Safeway.com started operations in 2002 with 155 refrigerated delivery trucks built by Supreme Corporation in Goshen, Indiana. The fleet was expanded by an additional 75 trucks in 2004. The fleet is designed to maintain temperature integrity for fresh and frozen products as the driver makes a number of deliveries. In any case, product rides in a more protected environment than that of a family automobile, the normal mode of transportation for groceries from store to home.
Deliveries from Safeway.com don't end up sitting in a hot car while the consumer stops to run just one more errand. “Having groceries delivered straight from a refrigerated truck keeps the food fresh while providing a convenient service to Safeway.com customers,” says Terry Meilan, director of retail support at Safeway.com.
Big bodies, small trucks
Supreme Corp has built 230 refrigerated delivery trucks for Safeway.com. They are high-cube bodies mounted on Ford E-350 van chassis. Bodies are 21" 4" long and are divided into three compartments for frozen foods, fresh and chilled groceries, and ambient temperature dry groceries and homemaking supplies. Although the bodies are longer than many dairy or foodservice delivery vehicles, the bodies and van chassis are light weight, under 10,000 lb GVW so that they can be driven by Safeway.com personnel without qualifying for a commercial drivers license.

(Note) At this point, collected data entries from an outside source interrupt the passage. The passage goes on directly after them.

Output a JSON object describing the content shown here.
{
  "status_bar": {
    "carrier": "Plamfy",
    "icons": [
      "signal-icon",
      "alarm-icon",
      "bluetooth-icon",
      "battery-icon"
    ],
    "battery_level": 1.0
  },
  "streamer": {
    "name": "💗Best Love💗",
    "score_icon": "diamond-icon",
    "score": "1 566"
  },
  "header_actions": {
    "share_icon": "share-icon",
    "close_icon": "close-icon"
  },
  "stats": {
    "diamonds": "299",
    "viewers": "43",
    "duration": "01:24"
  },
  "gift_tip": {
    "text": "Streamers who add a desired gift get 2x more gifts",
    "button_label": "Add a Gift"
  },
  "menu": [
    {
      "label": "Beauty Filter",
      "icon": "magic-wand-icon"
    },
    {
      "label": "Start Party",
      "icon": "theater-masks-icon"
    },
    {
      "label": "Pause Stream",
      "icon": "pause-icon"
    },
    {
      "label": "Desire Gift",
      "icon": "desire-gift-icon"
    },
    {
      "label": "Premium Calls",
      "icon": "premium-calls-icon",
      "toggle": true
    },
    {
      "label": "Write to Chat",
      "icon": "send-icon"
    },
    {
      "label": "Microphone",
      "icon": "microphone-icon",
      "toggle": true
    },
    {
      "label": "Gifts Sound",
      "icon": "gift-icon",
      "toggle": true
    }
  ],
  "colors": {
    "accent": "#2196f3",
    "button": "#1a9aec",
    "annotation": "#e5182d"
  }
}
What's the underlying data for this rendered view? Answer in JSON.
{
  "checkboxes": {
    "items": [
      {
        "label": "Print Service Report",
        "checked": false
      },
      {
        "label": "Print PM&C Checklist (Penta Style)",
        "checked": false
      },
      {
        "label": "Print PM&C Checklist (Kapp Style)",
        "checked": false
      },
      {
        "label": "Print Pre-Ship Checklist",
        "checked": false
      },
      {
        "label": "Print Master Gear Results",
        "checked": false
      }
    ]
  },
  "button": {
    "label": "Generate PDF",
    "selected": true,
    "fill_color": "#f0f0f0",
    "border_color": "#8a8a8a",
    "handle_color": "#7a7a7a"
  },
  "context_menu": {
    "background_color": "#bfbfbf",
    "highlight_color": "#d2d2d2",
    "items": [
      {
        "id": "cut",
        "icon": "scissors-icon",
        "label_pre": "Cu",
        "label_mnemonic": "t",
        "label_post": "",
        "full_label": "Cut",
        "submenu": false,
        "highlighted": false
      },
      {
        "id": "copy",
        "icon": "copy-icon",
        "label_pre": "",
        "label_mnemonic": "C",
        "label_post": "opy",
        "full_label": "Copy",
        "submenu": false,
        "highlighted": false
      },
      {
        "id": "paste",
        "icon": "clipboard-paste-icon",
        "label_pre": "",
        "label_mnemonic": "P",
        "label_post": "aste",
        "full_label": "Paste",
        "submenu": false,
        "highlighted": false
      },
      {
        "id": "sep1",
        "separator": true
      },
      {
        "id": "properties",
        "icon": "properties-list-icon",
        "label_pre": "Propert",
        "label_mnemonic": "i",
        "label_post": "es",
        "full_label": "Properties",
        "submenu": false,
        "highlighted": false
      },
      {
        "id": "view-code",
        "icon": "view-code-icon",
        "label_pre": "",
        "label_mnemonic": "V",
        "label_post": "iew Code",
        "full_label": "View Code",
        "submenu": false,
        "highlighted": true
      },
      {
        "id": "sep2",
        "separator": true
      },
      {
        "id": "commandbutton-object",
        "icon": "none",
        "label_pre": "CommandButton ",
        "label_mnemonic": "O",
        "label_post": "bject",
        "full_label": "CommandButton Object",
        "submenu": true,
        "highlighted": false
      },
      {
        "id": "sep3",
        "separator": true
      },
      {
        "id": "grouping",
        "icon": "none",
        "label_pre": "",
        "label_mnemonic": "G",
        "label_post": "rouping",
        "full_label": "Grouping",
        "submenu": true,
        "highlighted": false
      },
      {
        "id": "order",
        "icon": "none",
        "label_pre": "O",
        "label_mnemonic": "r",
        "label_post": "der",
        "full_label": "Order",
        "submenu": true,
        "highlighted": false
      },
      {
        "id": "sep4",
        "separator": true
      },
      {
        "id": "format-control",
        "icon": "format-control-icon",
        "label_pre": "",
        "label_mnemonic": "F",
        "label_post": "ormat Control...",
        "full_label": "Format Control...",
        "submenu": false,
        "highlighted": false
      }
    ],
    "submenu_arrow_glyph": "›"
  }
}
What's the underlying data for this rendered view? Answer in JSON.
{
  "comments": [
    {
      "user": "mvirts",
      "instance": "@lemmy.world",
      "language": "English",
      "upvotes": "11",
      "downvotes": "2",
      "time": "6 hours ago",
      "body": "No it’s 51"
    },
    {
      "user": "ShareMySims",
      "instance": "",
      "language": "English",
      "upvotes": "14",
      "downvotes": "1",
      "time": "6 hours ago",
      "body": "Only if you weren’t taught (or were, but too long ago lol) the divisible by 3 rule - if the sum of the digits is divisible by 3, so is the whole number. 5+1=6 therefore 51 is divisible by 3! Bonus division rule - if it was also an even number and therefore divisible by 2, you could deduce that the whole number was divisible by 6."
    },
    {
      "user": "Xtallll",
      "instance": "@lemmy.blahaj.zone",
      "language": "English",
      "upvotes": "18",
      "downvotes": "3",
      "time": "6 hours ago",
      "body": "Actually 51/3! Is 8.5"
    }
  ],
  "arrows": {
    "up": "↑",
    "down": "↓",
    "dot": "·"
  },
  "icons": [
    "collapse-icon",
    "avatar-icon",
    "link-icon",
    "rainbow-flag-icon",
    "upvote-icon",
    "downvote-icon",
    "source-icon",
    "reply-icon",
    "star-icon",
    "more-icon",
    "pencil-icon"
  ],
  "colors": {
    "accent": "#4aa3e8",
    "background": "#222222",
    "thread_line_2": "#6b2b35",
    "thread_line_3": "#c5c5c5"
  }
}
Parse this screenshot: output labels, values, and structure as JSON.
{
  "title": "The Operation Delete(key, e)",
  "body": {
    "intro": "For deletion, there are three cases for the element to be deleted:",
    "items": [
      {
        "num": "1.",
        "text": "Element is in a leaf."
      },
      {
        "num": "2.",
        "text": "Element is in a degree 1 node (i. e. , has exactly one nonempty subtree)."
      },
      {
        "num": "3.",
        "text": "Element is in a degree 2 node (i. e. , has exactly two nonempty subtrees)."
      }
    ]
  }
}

Each temperature zone in the new Supreme bodies has a dedicated door for delivery access. Each of the two refrigerated compartments is sealed with a swinging hinged door at the rear of the body. The ambient compartment takes up the most space, running from the front wall to just aft of the van rear axle. Delivery personnel access dry grocery orders through a Todco overhead door mounted on the curbside of the body.
Thermo King V-300 refrigeration units provide cooling. The V-300 uses a truck engine-driven compressor with remote evaporators in the temperature-controlled compartments. For the Safeway.com application, the V-300 units utilize a condenser section mounted on the truck nose. Plumbing for the remote evaporators runs through the dry grocery compartment behind protective covers.
Body, chassis, and refrigeration design was a collaborative effort between Safeway.com, Supreme Corp, Thermo King, and Ford. “The vendors and their representatives played an important role in developing a vehicle to provide high quality grocery home delivery service to our customers,” Meilan says.